Le chaland de l’Adour, un bateau de pêche unique

Chaland sur l'Adour à Urt  et à Bayonne- circa 1900

Le chaland servait exclusivement à la pêche au saumon et à l’alose, pratiquée à la senne. Trois hommes prenaient place à bord : l’un, installé au centre, s’occupait du filet ; un autre, assis à l’avant, maniait un aviron depuis l’un des bancs de nage ; le dernier, debout à l’arrière, dirigeait l’embarcation avec un second aviron.

Embarcation typiquement basque, le chaland n’était connu que dans une zone restreinte : une vingtaine de kilomètres en amont de l’embouchure de l’Adour. Sa construction originale est directement liée à ses origines. Attesté dès le Moyen Âge dans la région de Bayonne, le chaland était à l’origine un petit bateau monoxyle, entièrement taillé dans un tronc de chêne évidé. Mais, à partir du XVIIIᵉ siècle, les arbres de taille suffisante se raréfièrent. Les charpentiers de marine adaptèrent alors leur savoir-faire : seules les extrémités restaient sculptées dans le bois massif, tandis que la partie centrale était réalisée en planches.

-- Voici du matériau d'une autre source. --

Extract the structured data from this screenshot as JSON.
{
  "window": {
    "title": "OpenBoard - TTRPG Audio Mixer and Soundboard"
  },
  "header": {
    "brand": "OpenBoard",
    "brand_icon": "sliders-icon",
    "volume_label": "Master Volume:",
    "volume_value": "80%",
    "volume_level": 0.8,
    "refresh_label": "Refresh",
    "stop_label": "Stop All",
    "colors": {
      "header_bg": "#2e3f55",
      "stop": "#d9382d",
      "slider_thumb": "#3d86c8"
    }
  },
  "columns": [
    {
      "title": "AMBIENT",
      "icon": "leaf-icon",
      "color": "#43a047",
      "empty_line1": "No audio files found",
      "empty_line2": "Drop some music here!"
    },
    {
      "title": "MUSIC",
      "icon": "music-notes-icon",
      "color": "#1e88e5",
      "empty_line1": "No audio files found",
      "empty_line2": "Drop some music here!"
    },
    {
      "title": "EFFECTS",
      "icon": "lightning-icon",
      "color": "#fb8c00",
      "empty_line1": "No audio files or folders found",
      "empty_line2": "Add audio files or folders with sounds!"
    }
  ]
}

Cette technique particulière, consistant à assembler trois parties distinctes (avant, arrière et centre), devint une spécificité de l’architecture navale de l’Adour. Les planches latérales, strictement identiques, étaient reliées à la proue et à la poupe par une série de coupes complexes appelées « en Y » ou « traits de Jupiter », dont le dessin variait selon chaque bateau. Pour assurer l’étanchéité, les interstices entre les planches étaient soigneusement calfatés à l’aide d’étoupe enduite de goudron — un procédé encore visible aujourd’hui sur l’exemplaire du Roi de Jour.

Ce savoir-faire a perduré jusqu’aux années 1970. À cette époque, les deux derniers chalands encore en activité naviguaient entre Urt et Bayonne, avant de disparaître définitivement de l’Adour.